Uganda has extensive experience in dealing with Marburg. They recently brought an outbreak under control in 2012 as well as on several occasions before that. The virus displays similar symptoms to Ebola with the largest outbreak recorded in Angola during 2004 and 2005 where 252 cases were confirmed.

Ebola and Marburg outbreaks have occurred across the region in the past resulting in well established protocols and procedures for dealing with contagious diseases. If no new cases are reported by the 20th of October it is likely that the outbreak will be declared over by mid November 2014.

Uganda – Marburg Outbreak

Marburg is a close relative of the Ebola virus with several similarities including a terrify fatality rate above 80%. State officials in Uganda announced yesterday a confirmed death related to the deadly virus in Kampala marking the first reported case since 2012 when the last outbreak occurred in the region.

The index case is a Health Care worker who developed symptoms last week.
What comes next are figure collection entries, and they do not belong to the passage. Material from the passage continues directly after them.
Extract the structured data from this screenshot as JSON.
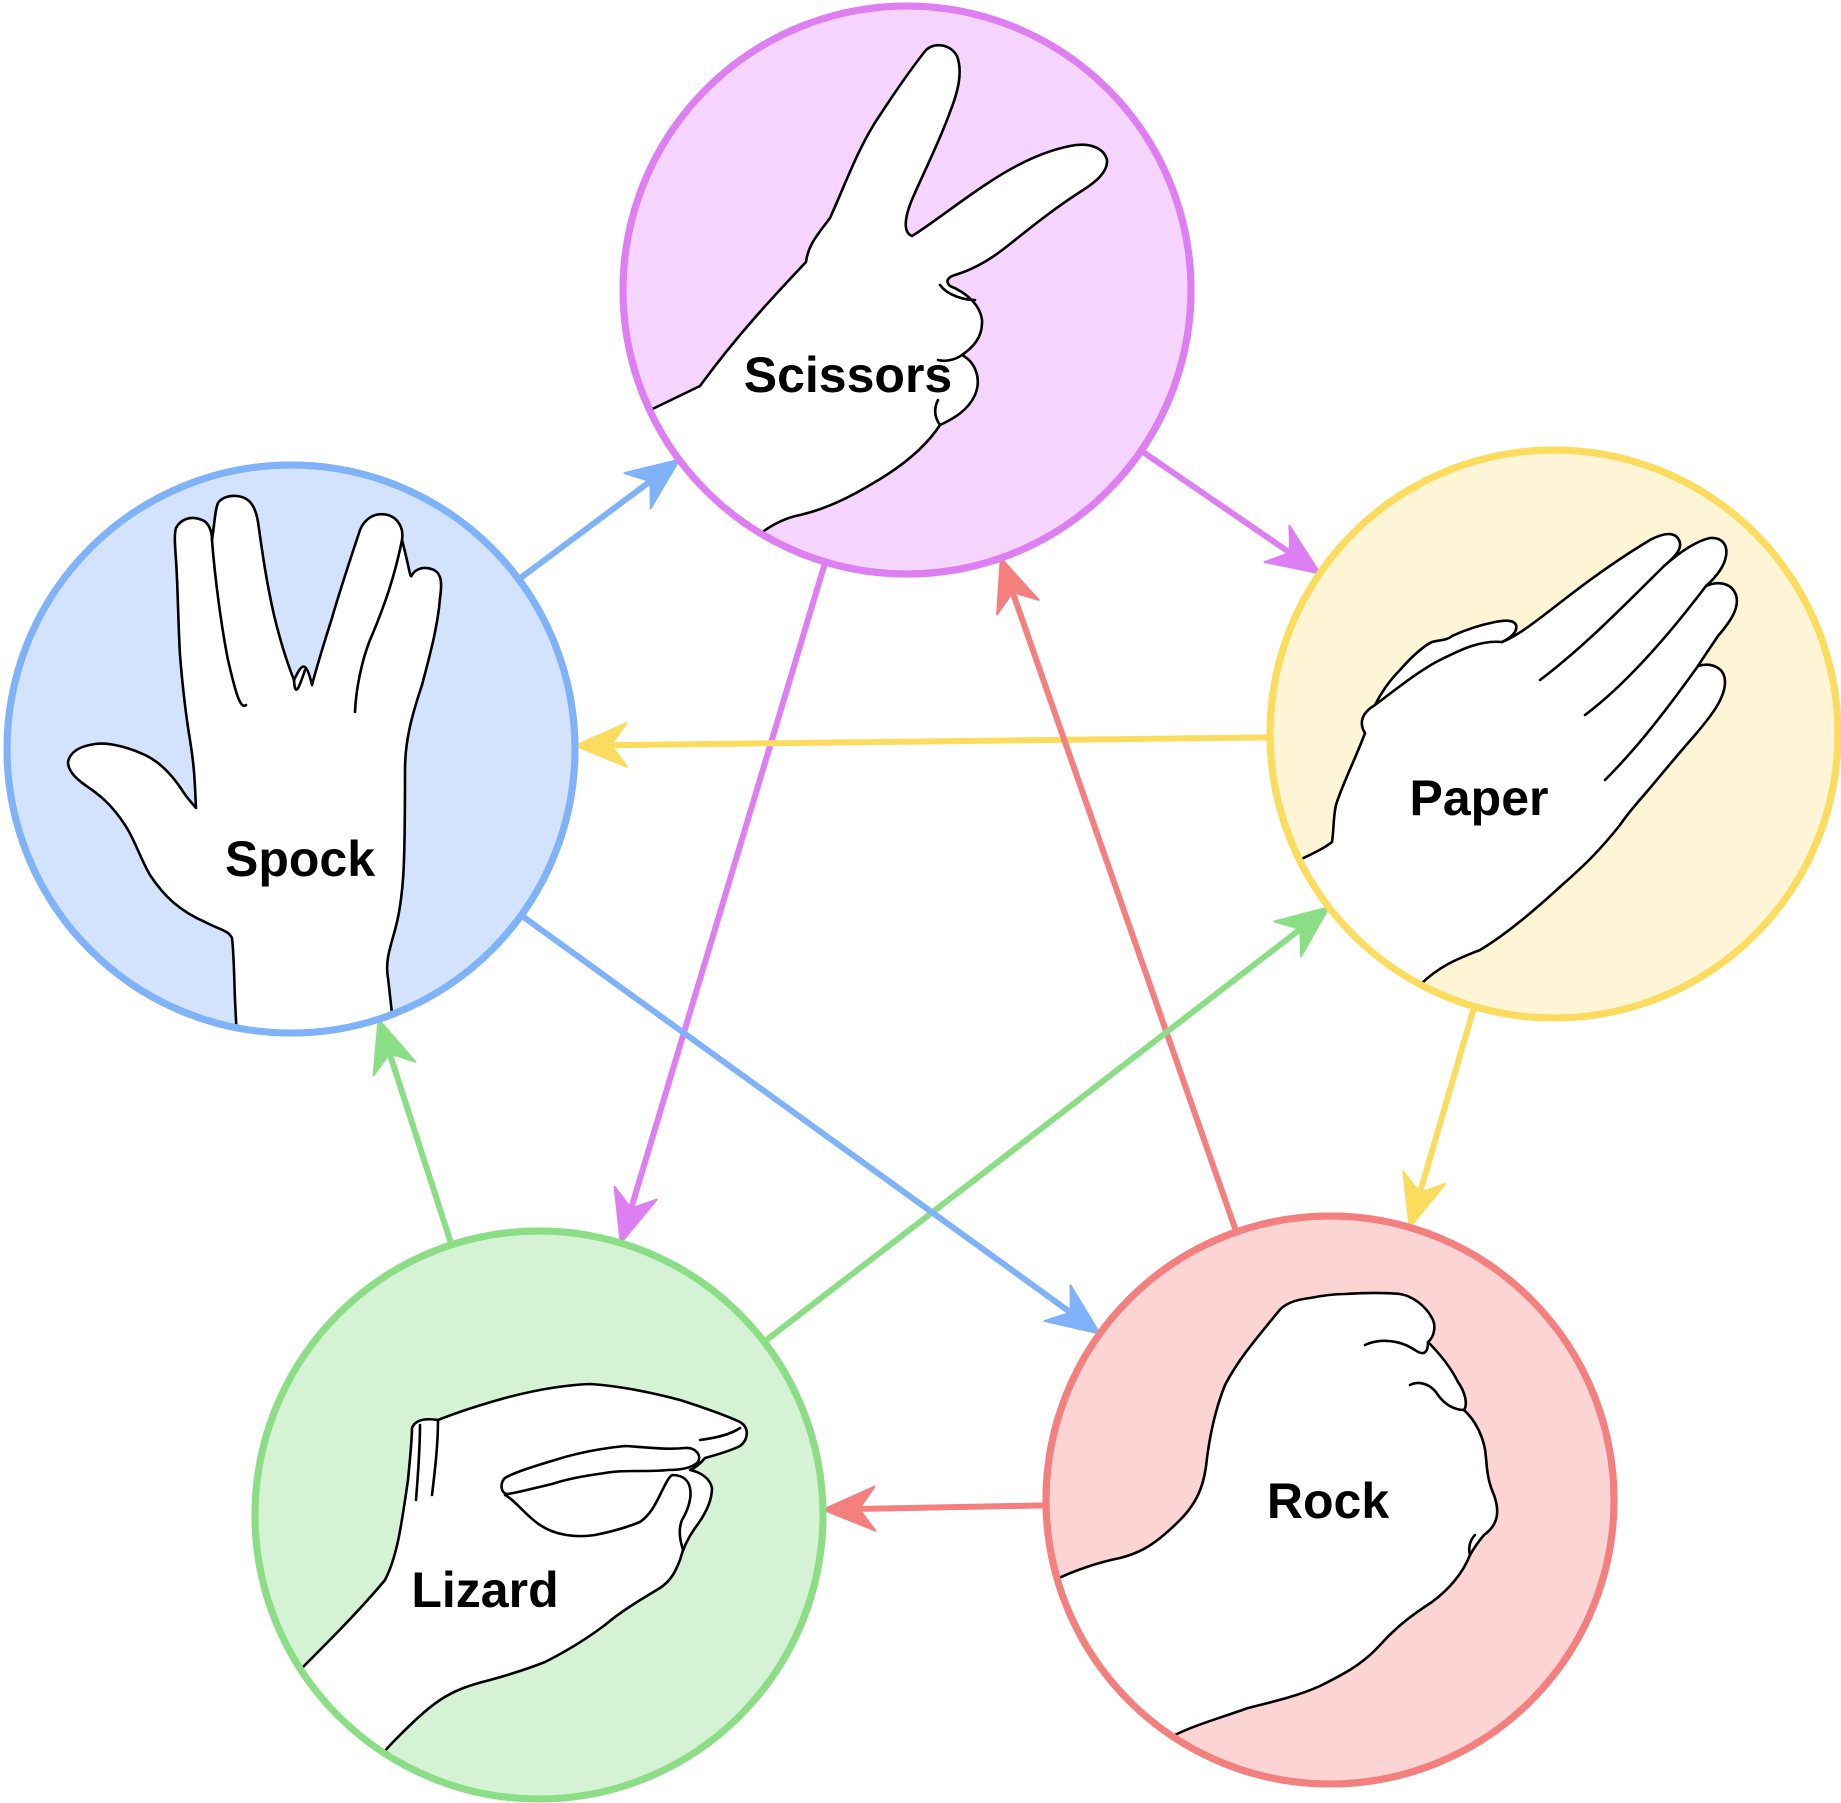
{
  "diagram": {
    "nodes": {
      "scissors": {
        "label": "Scissors",
        "stroke": "#dd7ef3",
        "fill": "#f5d4fd",
        "icon": "scissors-hand-icon"
      },
      "paper": {
        "label": "Paper",
        "stroke": "#fbdc5e",
        "fill": "#fdf5d6",
        "icon": "paper-hand-icon"
      },
      "rock": {
        "label": "Rock",
        "stroke": "#f47f7f",
        "fill": "#fdd4d4",
        "icon": "rock-fist-icon"
      },
      "lizard": {
        "label": "Lizard",
        "stroke": "#8cde86",
        "fill": "#d6f2d4",
        "icon": "lizard-hand-icon"
      },
      "spock": {
        "label": "Spock",
        "stroke": "#7fb2f8",
        "fill": "#d4e3fd",
        "icon": "spock-hand-icon"
      }
    },
    "edges": [
      {
        "from": "scissors",
        "to": "paper"
      },
      {
        "from": "scissors",
        "to": "lizard"
      },
      {
        "from": "paper",
        "to": "spock"
      },
      {
        "from": "paper",
        "to": "rock"
      },
      {
        "from": "rock",
        "to": "lizard"
      },
      {
        "from": "rock",
        "to": "scissors"
      },
      {
        "from": "lizard",
        "to": "spock"
      },
      {
        "from": "lizard",
        "to": "paper"
      },
      {
        "from": "spock",
        "to": "scissors"
      },
      {
        "from": "spock",
        "to": "rock"
      }
    ]
  }
}
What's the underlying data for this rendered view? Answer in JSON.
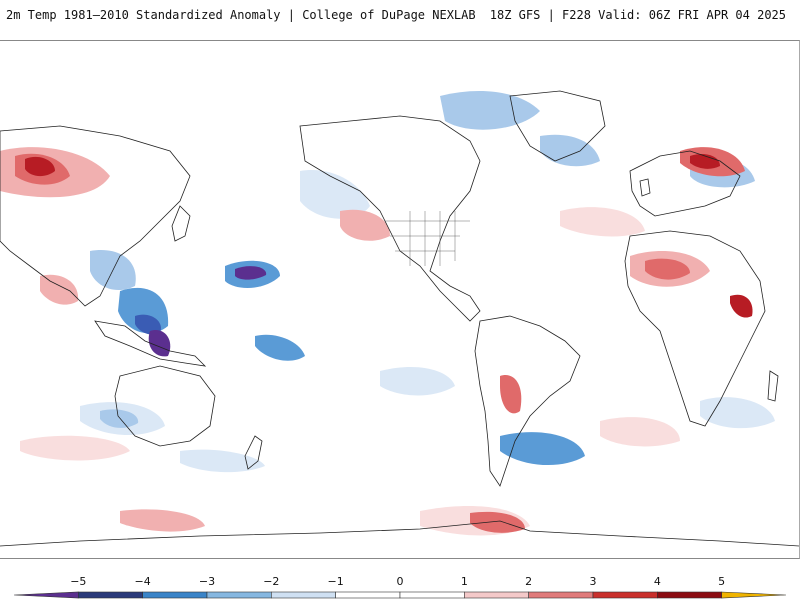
{
  "header": {
    "title": "2m Temp 1981–2010 Standardized Anomaly | College of DuPage NEXLAB",
    "run_info": "18Z GFS | F228 Valid: 06Z FRI APR 04 2025"
  },
  "legend": {
    "ticks": [
      "−5",
      "−4",
      "−3",
      "−2",
      "−1",
      "0",
      "1",
      "2",
      "3",
      "4",
      "5"
    ],
    "colors": [
      "#5b2f8f",
      "#2b3a7a",
      "#3a84c8",
      "#86b7e0",
      "#cfe0f2",
      "#ffffff",
      "#ffffff",
      "#f4c9c9",
      "#e07b7b",
      "#c9302c",
      "#8b0c12",
      "#f0b400"
    ]
  },
  "map": {
    "ocean_color": "#ffffff",
    "coast_color": "#222222",
    "cold_colors": [
      "#dbe8f6",
      "#a9c9ea",
      "#5a9bd6",
      "#3a5cb4",
      "#5b2f8f"
    ],
    "warm_colors": [
      "#f9dede",
      "#f1b0b0",
      "#e06a6a",
      "#b71c24"
    ]
  }
}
Samples sent for testing confirmed that Marburg was responsible. According to the Ugandan government at least 80 contacts have been identified and are being traced. The brother of the first case in 2014 has developed symptoms and has been placed in isolation while awaiting test results. No details are available surrounding the source of the transmission to the index case.

Marburg and Ebola are both Filoviridae and considered to be extremely lethal. The World Health Organization classifies any Filovirus as Bio-Safety Level 4. Marburg like Ebola typically causes viral hemorrhagic fever marked by the onset of headaches and fever before rapidly accelerating toward complete destruction of the host’s cellular system.

A key difference between Marburg and Ebola is the incubation time. Marburg has a typical incubation time of 2 weeks while Ebola has been documented to have an incubation time as long as 3 weeks. Marburg was first observed in 1967 when it infected 31 individuals across then West Germany and former Yugoslavia claiming 7 lives. The former Soviet Union famously experimented with Marburg (MARV) as a potential bio weapon.

The 2014 Ugandan outbreak is the 3rd active outbreak in 2014 attributed to a Filovirus, The Ebola outbreak in West Africa is not related to the outbreak in the Democratic Republic of Congo and therefore counts as separate epidemics.  At present no cause or reason for the increased number of outbreaks is known and can be considered mere coincidence.